In a note published Monday, analysts looked at developed economies like the US, Japan, Europe and the UK, and noted that higher rates, which have risen to battle inflation, are already pressuring government budgets via increasing interest costs.
As central banks deploy anti-inflation tools, including the Fed’s quantitative tightening campaign, they limit the ability for inflation to erode debt, Goldman added.
“Ultimately this risks a slow-motion collision between inflation targeting and high debt loads, where a loose fiscal stance skews inflation risk and thus interest rates to the upside until a fiscal correction arrests the process,” analysts George Cole and Sara Grut wrote.
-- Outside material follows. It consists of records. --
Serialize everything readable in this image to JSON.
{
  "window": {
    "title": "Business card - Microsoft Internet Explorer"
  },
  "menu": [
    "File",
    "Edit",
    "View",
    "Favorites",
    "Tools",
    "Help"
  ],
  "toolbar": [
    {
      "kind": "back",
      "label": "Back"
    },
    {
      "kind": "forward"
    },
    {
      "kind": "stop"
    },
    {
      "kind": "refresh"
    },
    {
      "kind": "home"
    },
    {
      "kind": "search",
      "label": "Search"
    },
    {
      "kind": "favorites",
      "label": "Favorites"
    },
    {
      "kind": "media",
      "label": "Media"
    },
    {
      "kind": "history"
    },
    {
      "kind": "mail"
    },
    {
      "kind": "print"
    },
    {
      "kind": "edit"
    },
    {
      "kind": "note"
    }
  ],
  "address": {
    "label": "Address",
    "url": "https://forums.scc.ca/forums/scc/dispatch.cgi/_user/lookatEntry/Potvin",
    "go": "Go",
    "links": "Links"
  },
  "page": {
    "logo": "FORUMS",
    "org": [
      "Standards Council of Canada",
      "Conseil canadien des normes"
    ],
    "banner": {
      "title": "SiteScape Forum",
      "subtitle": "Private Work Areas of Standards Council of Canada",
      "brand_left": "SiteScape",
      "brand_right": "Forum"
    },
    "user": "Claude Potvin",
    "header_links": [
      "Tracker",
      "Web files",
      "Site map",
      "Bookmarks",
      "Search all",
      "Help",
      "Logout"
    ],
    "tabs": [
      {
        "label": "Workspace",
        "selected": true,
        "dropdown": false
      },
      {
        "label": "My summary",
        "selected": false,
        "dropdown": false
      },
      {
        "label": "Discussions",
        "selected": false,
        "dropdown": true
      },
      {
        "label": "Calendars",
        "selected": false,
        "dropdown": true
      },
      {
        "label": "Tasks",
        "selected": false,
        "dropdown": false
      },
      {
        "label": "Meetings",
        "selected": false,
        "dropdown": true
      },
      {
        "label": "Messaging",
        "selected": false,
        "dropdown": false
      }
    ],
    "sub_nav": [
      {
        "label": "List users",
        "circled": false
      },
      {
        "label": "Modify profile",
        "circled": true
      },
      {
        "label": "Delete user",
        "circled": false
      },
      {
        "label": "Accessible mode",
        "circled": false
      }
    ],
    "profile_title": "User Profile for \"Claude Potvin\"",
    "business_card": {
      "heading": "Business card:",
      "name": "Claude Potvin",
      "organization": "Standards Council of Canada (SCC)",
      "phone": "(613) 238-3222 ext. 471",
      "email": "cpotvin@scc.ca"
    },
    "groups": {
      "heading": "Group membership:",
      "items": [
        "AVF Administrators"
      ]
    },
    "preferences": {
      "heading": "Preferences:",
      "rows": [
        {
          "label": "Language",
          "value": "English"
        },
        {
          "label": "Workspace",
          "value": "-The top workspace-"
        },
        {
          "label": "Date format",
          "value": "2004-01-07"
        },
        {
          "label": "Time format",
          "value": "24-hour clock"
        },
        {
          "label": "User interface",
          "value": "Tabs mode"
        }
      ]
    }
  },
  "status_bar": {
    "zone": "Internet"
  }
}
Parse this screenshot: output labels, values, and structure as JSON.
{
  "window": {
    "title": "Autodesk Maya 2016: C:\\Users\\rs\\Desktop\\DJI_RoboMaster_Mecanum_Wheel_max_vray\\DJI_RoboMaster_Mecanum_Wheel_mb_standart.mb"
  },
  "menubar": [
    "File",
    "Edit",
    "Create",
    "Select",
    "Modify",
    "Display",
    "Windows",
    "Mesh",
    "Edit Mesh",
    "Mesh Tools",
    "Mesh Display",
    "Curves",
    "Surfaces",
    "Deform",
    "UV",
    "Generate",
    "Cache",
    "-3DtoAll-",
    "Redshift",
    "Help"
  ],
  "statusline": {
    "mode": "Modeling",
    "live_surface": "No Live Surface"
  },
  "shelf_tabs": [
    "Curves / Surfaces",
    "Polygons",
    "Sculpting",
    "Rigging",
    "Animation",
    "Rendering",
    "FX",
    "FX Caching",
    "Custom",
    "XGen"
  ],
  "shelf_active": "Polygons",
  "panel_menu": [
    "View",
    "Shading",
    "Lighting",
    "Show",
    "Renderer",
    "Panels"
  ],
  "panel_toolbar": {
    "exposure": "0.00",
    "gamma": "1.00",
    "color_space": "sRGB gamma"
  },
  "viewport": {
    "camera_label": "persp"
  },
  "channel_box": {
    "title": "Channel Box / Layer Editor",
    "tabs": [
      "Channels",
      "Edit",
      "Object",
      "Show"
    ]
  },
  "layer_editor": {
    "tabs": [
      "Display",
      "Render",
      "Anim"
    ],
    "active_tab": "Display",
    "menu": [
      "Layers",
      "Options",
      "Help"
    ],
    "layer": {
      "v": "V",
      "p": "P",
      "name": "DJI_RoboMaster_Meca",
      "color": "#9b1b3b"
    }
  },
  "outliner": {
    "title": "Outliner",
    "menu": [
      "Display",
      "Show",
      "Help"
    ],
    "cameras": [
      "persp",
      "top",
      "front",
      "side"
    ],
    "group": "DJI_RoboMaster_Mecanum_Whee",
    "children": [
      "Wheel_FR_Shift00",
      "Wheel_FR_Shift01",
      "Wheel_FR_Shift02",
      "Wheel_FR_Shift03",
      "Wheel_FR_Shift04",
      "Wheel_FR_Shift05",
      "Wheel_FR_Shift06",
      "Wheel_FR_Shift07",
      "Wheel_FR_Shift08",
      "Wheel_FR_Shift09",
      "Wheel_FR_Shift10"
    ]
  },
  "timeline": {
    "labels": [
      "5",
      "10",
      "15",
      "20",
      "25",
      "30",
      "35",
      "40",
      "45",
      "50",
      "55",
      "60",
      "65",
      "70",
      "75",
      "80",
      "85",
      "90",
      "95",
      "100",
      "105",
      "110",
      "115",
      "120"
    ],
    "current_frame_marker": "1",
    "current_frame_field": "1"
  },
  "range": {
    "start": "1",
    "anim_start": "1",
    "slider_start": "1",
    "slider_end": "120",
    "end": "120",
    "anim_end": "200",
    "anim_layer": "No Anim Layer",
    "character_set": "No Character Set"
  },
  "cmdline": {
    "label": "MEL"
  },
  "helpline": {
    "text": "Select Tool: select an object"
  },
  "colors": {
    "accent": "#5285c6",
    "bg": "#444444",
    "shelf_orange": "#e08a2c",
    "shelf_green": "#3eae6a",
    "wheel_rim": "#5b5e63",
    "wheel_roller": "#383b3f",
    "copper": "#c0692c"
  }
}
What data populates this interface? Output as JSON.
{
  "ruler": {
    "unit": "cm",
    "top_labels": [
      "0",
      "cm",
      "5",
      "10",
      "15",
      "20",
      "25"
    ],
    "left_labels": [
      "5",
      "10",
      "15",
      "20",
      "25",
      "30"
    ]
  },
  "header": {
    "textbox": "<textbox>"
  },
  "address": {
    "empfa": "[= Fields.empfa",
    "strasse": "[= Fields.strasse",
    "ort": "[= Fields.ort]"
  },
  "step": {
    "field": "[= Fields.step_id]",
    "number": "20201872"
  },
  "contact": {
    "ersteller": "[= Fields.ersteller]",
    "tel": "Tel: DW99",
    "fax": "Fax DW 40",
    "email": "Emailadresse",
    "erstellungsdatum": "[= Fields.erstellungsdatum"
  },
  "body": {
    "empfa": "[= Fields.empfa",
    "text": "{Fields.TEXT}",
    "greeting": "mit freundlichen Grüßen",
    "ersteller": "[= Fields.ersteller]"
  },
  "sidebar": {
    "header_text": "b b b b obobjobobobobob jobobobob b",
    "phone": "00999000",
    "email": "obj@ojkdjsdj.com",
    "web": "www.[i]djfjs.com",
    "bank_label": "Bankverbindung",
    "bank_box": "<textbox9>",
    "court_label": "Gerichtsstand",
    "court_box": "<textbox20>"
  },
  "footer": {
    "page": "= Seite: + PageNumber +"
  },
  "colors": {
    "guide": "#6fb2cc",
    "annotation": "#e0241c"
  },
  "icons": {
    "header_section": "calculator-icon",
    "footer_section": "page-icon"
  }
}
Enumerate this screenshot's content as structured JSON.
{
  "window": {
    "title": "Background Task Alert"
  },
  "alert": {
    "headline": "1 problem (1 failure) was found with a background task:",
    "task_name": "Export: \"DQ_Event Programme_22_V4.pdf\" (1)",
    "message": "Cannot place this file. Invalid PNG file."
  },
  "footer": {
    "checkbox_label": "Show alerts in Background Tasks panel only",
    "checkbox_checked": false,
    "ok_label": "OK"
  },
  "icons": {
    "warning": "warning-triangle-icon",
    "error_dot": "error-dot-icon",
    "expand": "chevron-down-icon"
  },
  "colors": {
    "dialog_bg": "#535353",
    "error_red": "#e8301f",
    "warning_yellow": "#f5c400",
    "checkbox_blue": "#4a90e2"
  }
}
A combination of high inflation and deep deficits would also likely mean low investor demand for government bonds, and high foreign ownership of debt is another risk factor, Goldman pointed out.
“This suggests the US and UK are the most obvious candidates for a duration risk premium repricing,” the note said, referring to the compensation a bond trader requires for taking on the risk that rates will change during a security’s lifetime.
The note comes as the outlook for US debt is changing. Deficits are widening, and the federal government is set to overspend by $2 trillion in fiscal year 2023.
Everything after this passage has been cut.